"The Falcon and the Winter Soldier" bei Disney Plus:Neue Männer braucht das Land

Lesezeit: 2 min

Einer schwarz, einer schwer traumatisiert: Falcon (Anthony Mackie) und der Winter Soldier (Sebastian Stan) ringen mit der Männlichkeit, die von Superhelden erwartet wird. (Foto: Marvel Studios 2020/Chuck Zlotnick)

Falcon und Winter Soldier, die Sidekicks von Captain America, bekommen eine eigene Serie. Gut so, denn auch die Männlichkeit soll bitte diverser werden.

Von Nicolas Freund

Dürfen die das? Einfach eine Serie machen über zwei muskelbepackte Dudes, die aussieht wie der filmgewordene Traum eines Sechsjährigen? Zumindest in der ersten Folge von The Falcon and the Winter Soldier ist weit und breit keine Frau in einer Hauptrolle zu sehen, dafür jede Menge Technikspielzeug, Stunts und Action. Gehen die Marvel Studios mit ihrer zweiten Serie bei Disney Plus wieder dahin zurück, wo sie mit dem Macho Iron Man mal angefangen hatten?
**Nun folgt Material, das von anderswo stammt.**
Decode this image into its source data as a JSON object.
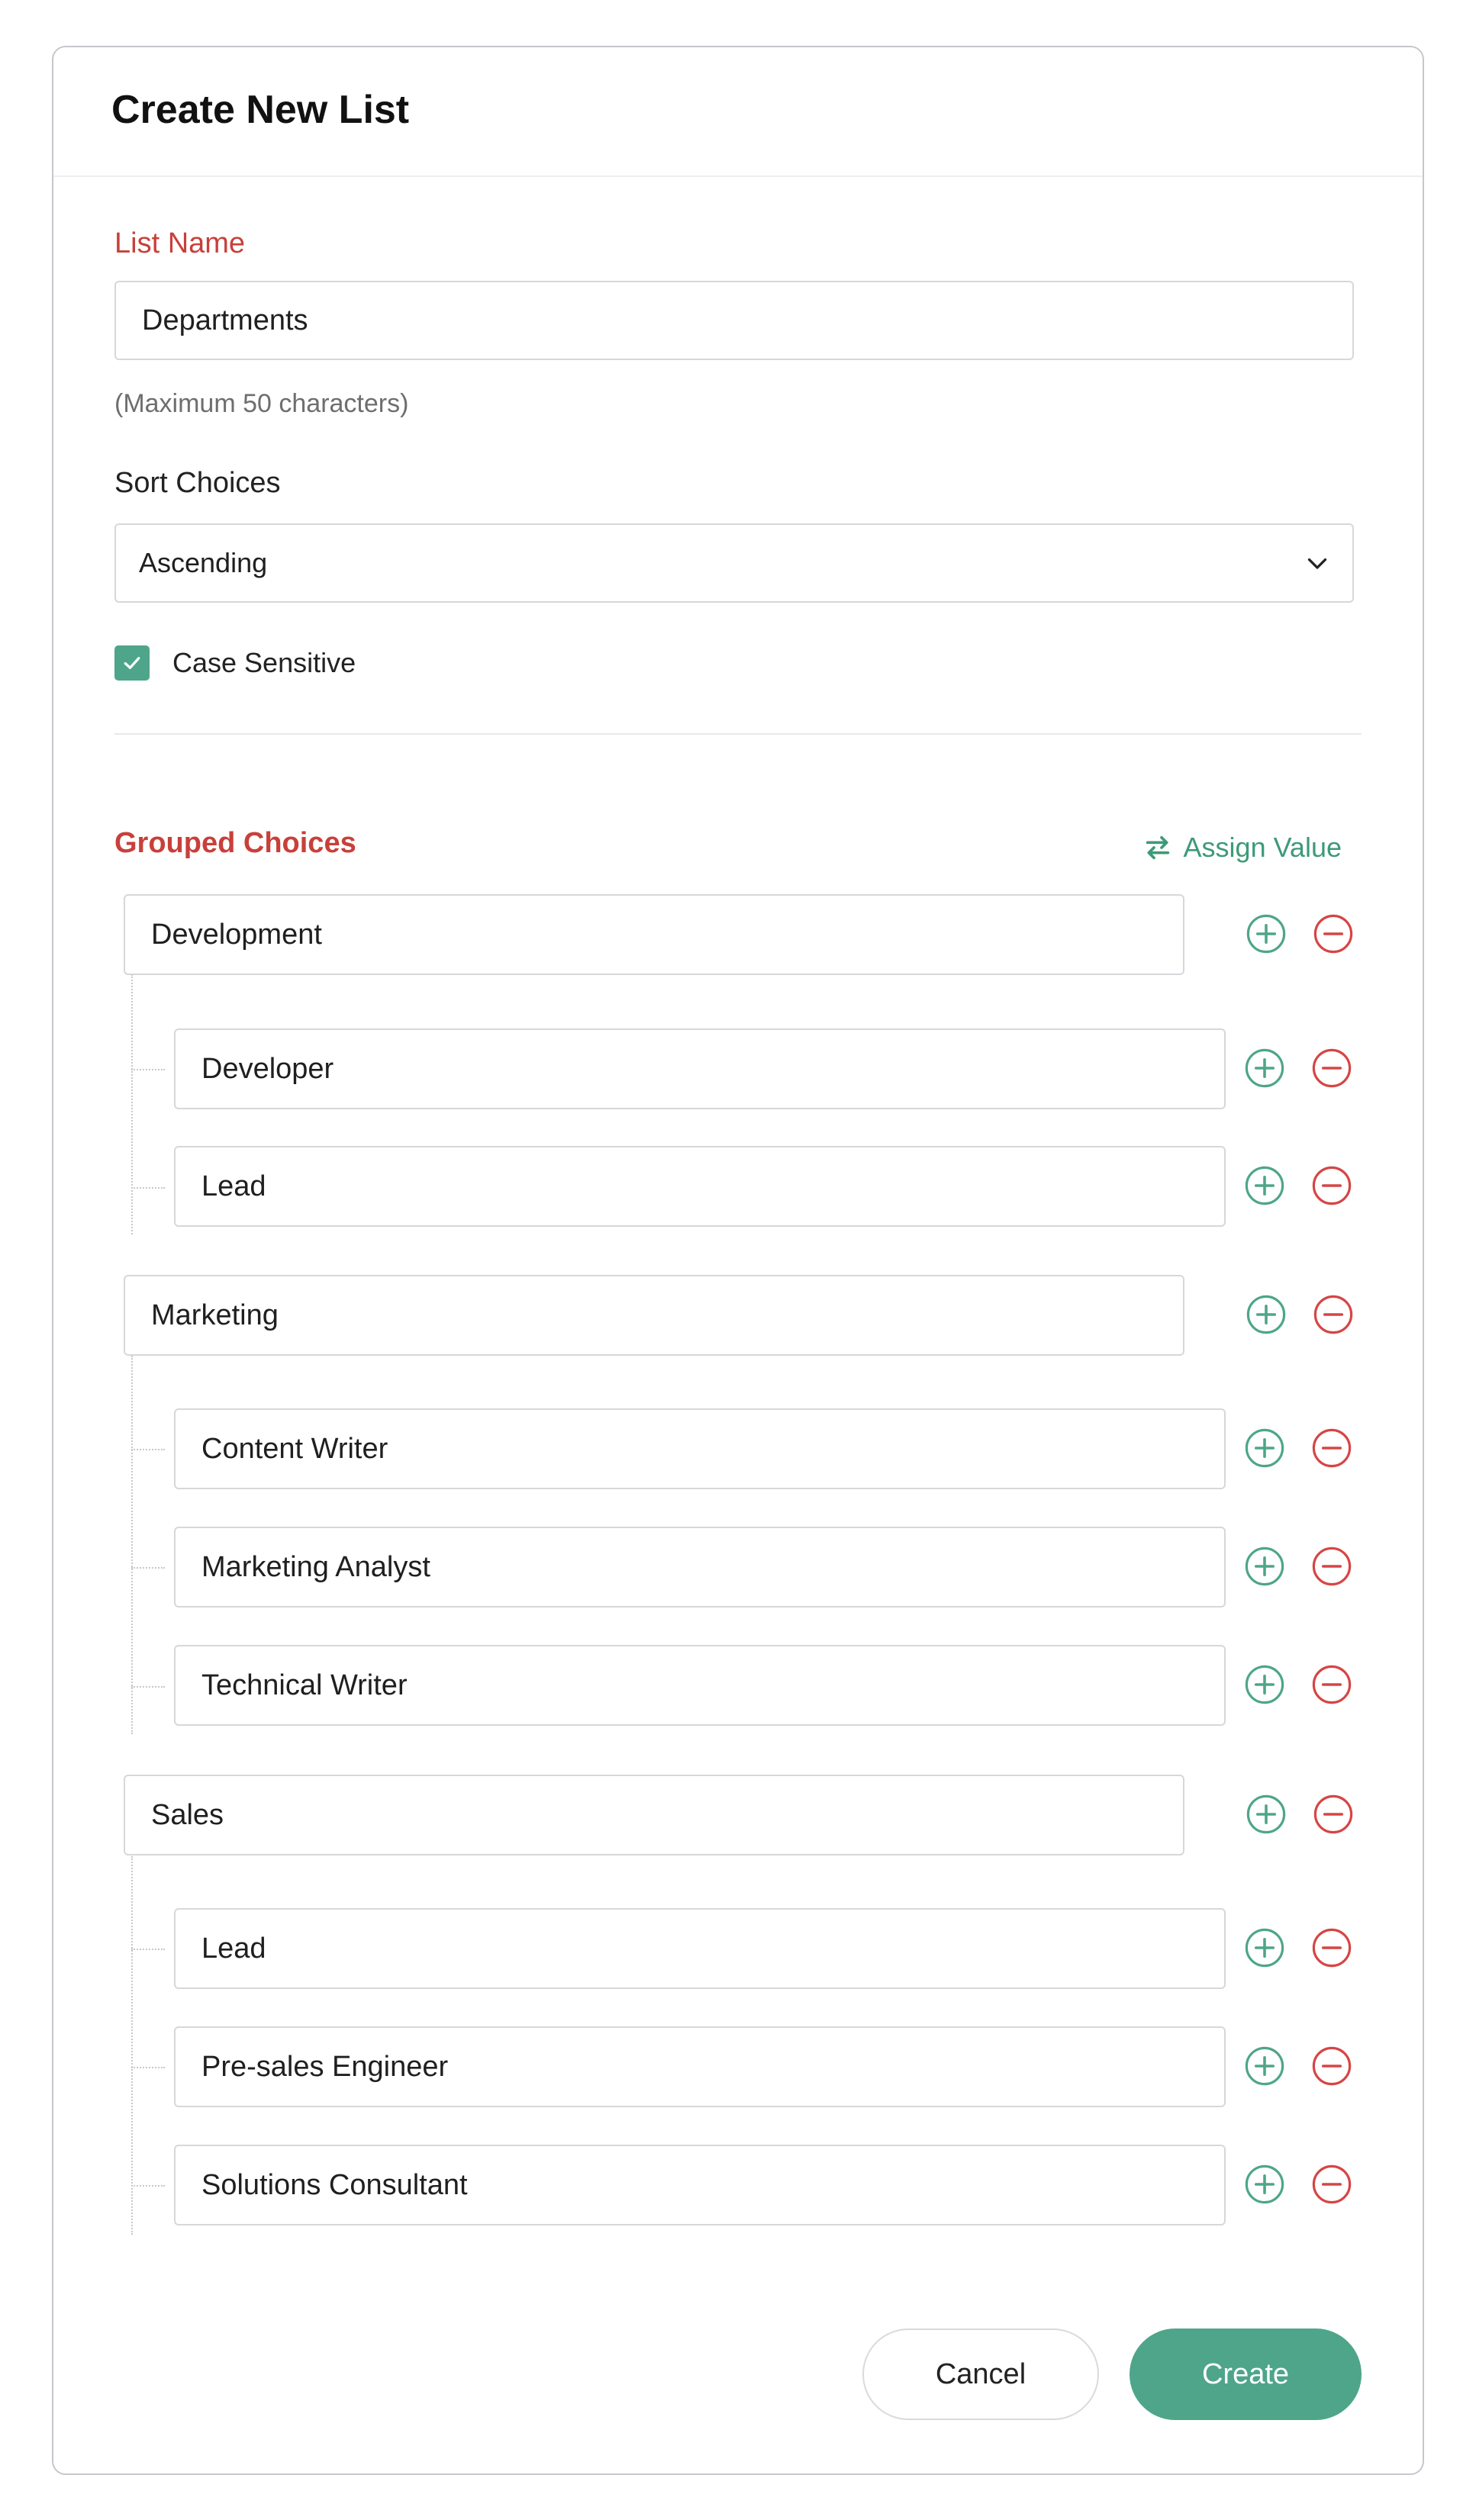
{
  "dialog": {
    "title": "Create New List"
  },
  "list_name": {
    "label": "List Name",
    "value": "Departments",
    "hint": "(Maximum 50 characters)"
  },
  "sort": {
    "label": "Sort Choices",
    "selected": "Ascending"
  },
  "case_sensitive": {
    "label": "Case Sensitive",
    "checked": true
  },
  "grouped": {
    "label": "Grouped Choices",
    "assign_label": "Assign Value",
    "groups": [
      {
        "name": "Development",
        "children": [
          "Developer",
          "Lead"
        ]
      },
      {
        "name": "Marketing",
        "children": [
          "Content Writer",
          "Marketing Analyst",
          "Technical Writer"
        ]
      },
      {
        "name": "Sales",
        "children": [
          "Lead",
          "Pre-sales Engineer",
          "Solutions Consultant"
        ]
      }
    ]
  },
  "footer": {
    "cancel_label": "Cancel",
    "create_label": "Create"
  },
  "colors": {
    "accent": "#4ea58a",
    "danger": "#d64545",
    "label_red": "#c8403a"
  },
  "icons": {
    "add": "plus-circle-icon",
    "remove": "minus-circle-icon",
    "assign": "swap-arrows-icon",
    "dropdown": "chevron-down-icon",
    "check": "check-icon"
  }
}
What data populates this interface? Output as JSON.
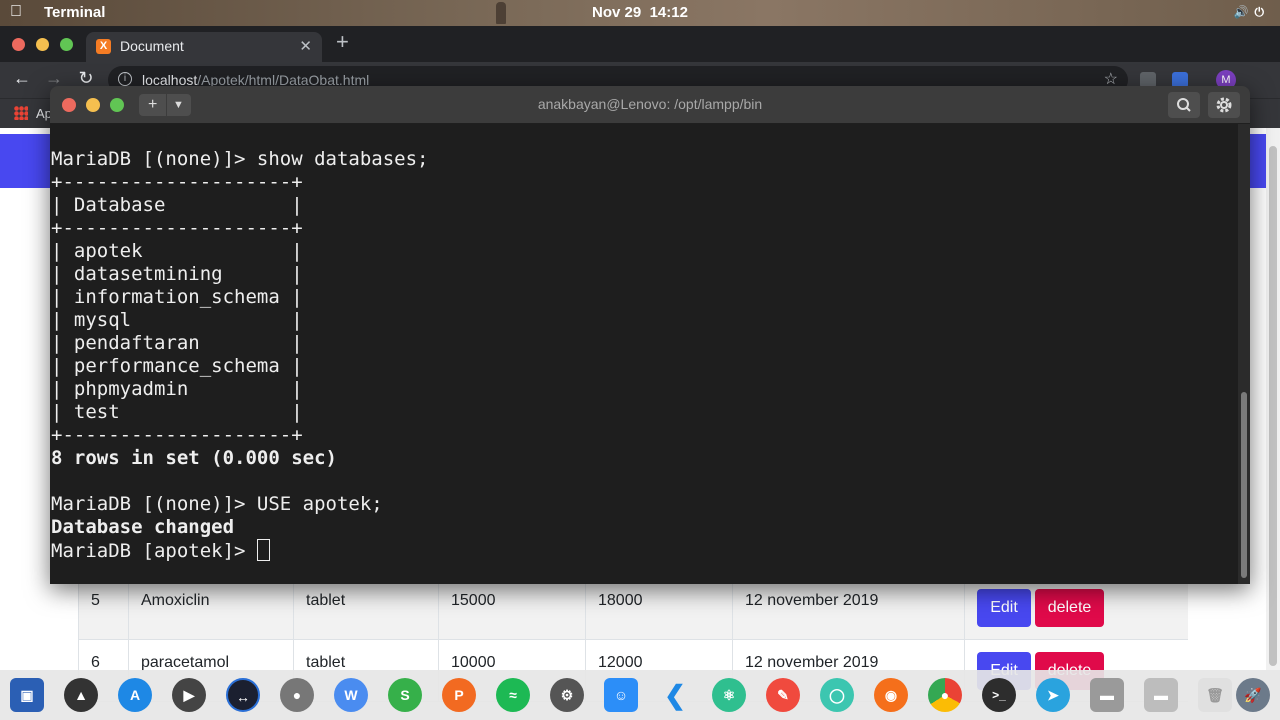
{
  "system_bar": {
    "app_name": "Terminal",
    "date": "Nov 29",
    "time": "14:12",
    "apple_glyph": ""
  },
  "browser": {
    "tab_title": "Document",
    "tab_favicon": "X",
    "url_host": "localhost",
    "url_path": "/Apotek/html/DataObat.html",
    "profile_initial": "M",
    "bookmarks_label": "Ap"
  },
  "terminal": {
    "title": "anakbayan@Lenovo: /opt/lampp/bin",
    "lines": [
      {
        "text": "MariaDB [(none)]> show databases;",
        "bold": false
      },
      {
        "text": "+--------------------+",
        "bold": false
      },
      {
        "text": "| Database           |",
        "bold": false
      },
      {
        "text": "+--------------------+",
        "bold": false
      },
      {
        "text": "| apotek             |",
        "bold": false
      },
      {
        "text": "| datasetmining      |",
        "bold": false
      },
      {
        "text": "| information_schema |",
        "bold": false
      },
      {
        "text": "| mysql              |",
        "bold": false
      },
      {
        "text": "| pendaftaran        |",
        "bold": false
      },
      {
        "text": "| performance_schema |",
        "bold": false
      },
      {
        "text": "| phpmyadmin         |",
        "bold": false
      },
      {
        "text": "| test               |",
        "bold": false
      },
      {
        "text": "+--------------------+",
        "bold": false
      },
      {
        "text": "8 rows in set (0.000 sec)",
        "bold": true
      },
      {
        "text": "",
        "bold": false
      },
      {
        "text": "MariaDB [(none)]> USE apotek;",
        "bold": false
      },
      {
        "text": "Database changed",
        "bold": true
      }
    ],
    "prompt": "MariaDB [apotek]> "
  },
  "table": {
    "rows": [
      {
        "no": "5",
        "name": "Amoxiclin",
        "type": "tablet",
        "buy": "15000",
        "sell": "18000",
        "date": "12 november 2019"
      },
      {
        "no": "6",
        "name": "paracetamol",
        "type": "tablet",
        "buy": "10000",
        "sell": "12000",
        "date": "12 november 2019"
      }
    ],
    "edit_label": "Edit",
    "delete_label": "delete"
  },
  "colors": {
    "accent_blue": "#4848f0",
    "delete_red": "#e00a4a",
    "terminal_bg": "#1e1e1e"
  },
  "dock_icons": [
    "screenshot-app-icon",
    "inkscape-icon",
    "app-store-icon",
    "video-player-icon",
    "remote-desktop-icon",
    "toggle-app-icon",
    "wps-writer-icon",
    "wps-spreadsheet-icon",
    "wps-presentation-icon",
    "spotify-icon",
    "settings-icon",
    "finder-icon",
    "vscode-icon",
    "atom-icon",
    "draw-icon",
    "help-lifebuoy-icon",
    "firefox-icon",
    "chrome-icon",
    "terminal-icon",
    "telegram-icon",
    "drive-icon",
    "drive-2-icon",
    "trash-icon",
    "launchpad-icon"
  ]
}
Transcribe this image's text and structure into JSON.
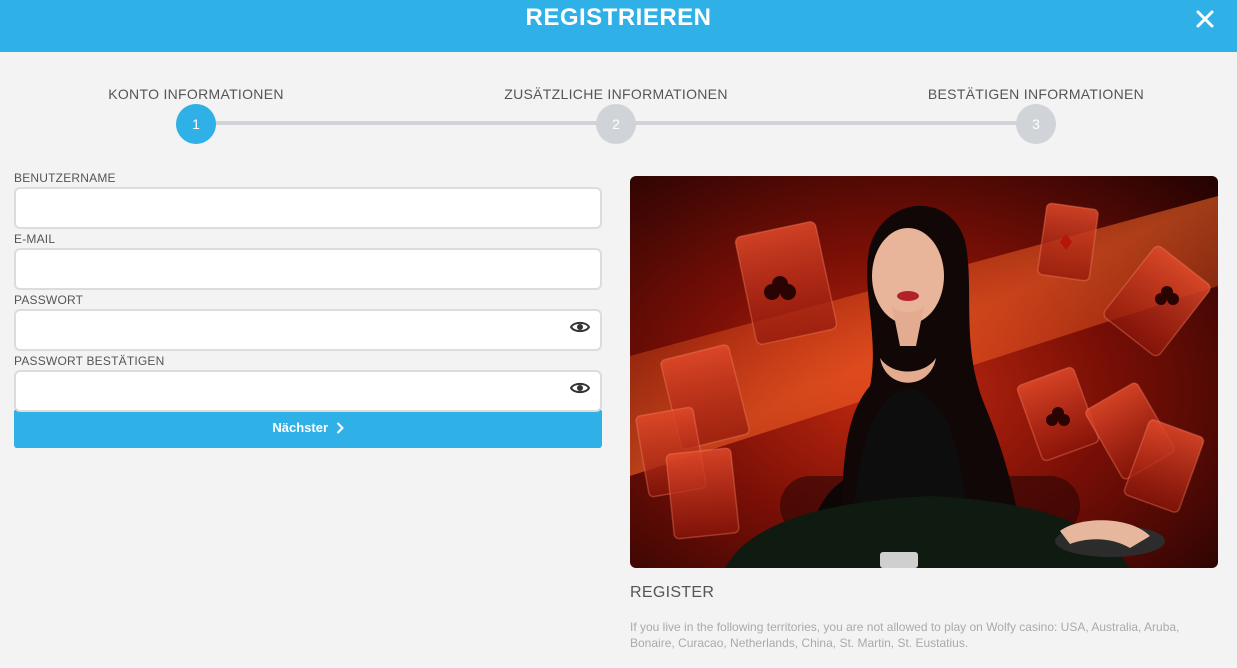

Falcon und der Winter Soldier waren lange die Sidekicks von Captain America. Der eine kann fliegen, der andere hat einen Roboterarm, beide sind Rivalen, man könnte sie aber auch so, wie sie sind, breitbeinig mit Dosenbier bewaffnet, auf einer Couch vor dem Superbowlfinale parken. Echte Männer also? Der Literaturnobelpreisträger J.M. Coetzee beschrieb Captain America schon vor 45 Jahren als "in eine Flagge gewickelten Phallus", und am Ende des letzten Avengers-Films hatte sich der amerikanischste aller Superhelden entschlossen, zurück in die Vergangenheit zu reisen, aus der er gekommen ist. Und in die er gehört, möchte man hinzufügen.

Der mit einem Schild bewaffnete Captain America gehört der Vergangenheit an. Gar nicht nur schade. (Foto: Marvel Studios 2020/Chuck Zlotnick)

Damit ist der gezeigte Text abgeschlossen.